Results of SEI Line-Funded Exploratory New Starts Projects
By Len Bass, Nanette Brown, Gene Cahill, William Casey, Sagar Chaki, Cory Cohen, Dionisio de Niz, David French, Arie Gurfinkel, Rick Kazman, Ed Morris, Brad Myers, William Nichols, Robert L. Nord, Ipek Ozkaya, Raghvinder S. Sangwan, Soumya Simanta, Ofer Strichman, & Peppo Valetto
The SEI annually undertakes several line-funded exploratory new starts (LENS) projects. These projects serve to (1) support feasibility studies investigating whether further work by the SEI would be of potential benefit and (2) support further exploratory work to determine whether there is sufficient value in eventually funding the feasibility study work as an SEI initiative. Projects are chosen based on their potential to mature and/or transition software engineering practices, develop information that will help in deciding whether further work is worth funding, and set new directions for SEI work. This report describes the LENS projects that were conducted during fiscal year 2011 (October 2010 through September 2011).
The Evolution of a Science Project: A Preliminary System Dynamics Model of a Recurring Software-Reliant Acquisition Behavior
By William Novak, Andrew Moore & Christopher Alberts
Analysis work by the SEI on data collected from more than 100 Independent Technical Assessments (ITAs) of software-reliant acquisition programs has produced insights into some of the most common ways that programs encounter difficulties.
This report describes work done at the SEI that is based on these insights, and intends to mitigate the effects of both misaligned acquisition program organizational incentives, and adverse soft-ware-reliant acquisition structural dynamics, by improving acquisition staff decision-making. The research presented here uses a preliminary system dynamics model to analyze a specific adverse acquisition dynamic concerning the poorly controlled evolution of small prototype efforts into full-scale systems that is called “The Evolution of a Science Project.”
The report provides a narrative from an actual acquisition program that exemplifies the dynamic, qualitatively describes its key aspects, and presents some of the most relevant prior research done on one of those aspects, project rework.
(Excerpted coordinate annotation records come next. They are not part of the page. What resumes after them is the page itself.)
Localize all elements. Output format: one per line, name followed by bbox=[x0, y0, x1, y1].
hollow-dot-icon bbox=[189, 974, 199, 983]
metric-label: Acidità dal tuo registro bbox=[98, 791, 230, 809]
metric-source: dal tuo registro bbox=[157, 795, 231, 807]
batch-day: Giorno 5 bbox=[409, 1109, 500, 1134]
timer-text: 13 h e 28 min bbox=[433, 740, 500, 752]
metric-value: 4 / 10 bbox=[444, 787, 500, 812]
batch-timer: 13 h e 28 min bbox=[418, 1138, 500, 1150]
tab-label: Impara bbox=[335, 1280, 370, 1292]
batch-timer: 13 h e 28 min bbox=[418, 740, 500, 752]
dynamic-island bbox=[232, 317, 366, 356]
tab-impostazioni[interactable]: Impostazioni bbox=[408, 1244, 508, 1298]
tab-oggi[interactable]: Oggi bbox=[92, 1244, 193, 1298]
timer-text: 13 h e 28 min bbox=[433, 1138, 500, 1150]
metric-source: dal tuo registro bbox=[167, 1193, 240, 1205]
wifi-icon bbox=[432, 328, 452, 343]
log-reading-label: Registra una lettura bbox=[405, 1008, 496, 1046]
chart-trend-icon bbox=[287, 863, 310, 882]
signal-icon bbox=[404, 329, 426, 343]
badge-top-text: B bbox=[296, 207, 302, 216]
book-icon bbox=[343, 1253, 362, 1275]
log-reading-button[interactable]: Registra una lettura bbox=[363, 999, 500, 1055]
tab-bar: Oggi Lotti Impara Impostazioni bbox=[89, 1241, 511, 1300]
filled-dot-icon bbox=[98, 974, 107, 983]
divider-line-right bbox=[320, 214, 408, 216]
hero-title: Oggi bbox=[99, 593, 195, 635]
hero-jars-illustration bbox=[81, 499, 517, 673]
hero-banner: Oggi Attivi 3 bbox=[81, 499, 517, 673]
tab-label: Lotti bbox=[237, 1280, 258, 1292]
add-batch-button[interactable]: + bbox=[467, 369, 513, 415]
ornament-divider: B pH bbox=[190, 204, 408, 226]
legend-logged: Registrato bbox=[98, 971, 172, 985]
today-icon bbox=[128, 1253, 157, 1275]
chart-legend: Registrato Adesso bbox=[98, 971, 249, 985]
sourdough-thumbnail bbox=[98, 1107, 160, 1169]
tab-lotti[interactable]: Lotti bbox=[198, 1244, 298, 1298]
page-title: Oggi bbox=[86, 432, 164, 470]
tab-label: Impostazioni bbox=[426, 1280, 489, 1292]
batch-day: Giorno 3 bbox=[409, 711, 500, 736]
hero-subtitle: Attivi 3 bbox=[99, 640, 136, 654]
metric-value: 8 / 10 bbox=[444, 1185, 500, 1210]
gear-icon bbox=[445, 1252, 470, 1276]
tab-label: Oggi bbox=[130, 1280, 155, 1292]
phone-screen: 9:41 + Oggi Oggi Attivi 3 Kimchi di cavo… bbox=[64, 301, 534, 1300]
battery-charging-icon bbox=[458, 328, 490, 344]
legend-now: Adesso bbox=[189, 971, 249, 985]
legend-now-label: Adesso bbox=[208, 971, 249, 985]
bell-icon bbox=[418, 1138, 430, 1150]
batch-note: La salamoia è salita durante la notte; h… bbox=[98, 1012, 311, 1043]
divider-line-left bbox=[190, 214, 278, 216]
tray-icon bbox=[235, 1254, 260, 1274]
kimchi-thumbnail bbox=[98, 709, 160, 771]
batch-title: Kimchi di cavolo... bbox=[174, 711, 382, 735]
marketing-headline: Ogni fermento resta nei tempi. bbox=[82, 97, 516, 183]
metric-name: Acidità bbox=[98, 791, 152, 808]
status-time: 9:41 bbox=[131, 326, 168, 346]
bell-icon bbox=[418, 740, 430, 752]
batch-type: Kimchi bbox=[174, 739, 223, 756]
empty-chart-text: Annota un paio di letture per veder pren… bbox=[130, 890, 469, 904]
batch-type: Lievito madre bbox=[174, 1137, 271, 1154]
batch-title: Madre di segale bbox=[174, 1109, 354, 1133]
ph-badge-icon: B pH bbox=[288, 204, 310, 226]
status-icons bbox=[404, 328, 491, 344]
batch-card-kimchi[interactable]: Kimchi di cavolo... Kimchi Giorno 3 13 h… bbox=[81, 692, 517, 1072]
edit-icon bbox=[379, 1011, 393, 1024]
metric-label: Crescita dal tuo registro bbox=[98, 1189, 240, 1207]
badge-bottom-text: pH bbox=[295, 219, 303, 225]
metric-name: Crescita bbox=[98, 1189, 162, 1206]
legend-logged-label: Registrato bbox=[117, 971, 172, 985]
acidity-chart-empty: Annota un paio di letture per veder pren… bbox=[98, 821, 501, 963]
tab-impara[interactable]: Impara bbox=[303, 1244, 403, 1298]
The system dynamics model of the behavior is described in detail, along with the process by which it was developed, and the results of simulations run using the model. The report concludes with a set of lessons learned about system dynamics modeling, as well as potential future research directions.
A Virtual Upgrade Validation Method for Software-Reliant Systems
By Dio de Niz, Peter Feiler, David Gluch, & Lutz Wrage
This report presents a Virtual Upgrade Validation (VUV) method to improve design quality and confidence in qualification through testing for military systems impacted by computer platform changes. This approach uses architecture-centric, model-based analysis to identify system-level problems early in the upgrade process to complement established test qualification techniques. For purposes of this report, the authors focus on changes to the computer platform consisting of processors, network, operating system, and runtime infrastructure. They describe the VUV method steps and introduce the Architectural Dependencies Catalog that provides guidance for modelers on which aspects of the system to model and how to model them. The report also provides a history and overview of the Architecture Analysis and Design Language standard, which is used with the VUV method.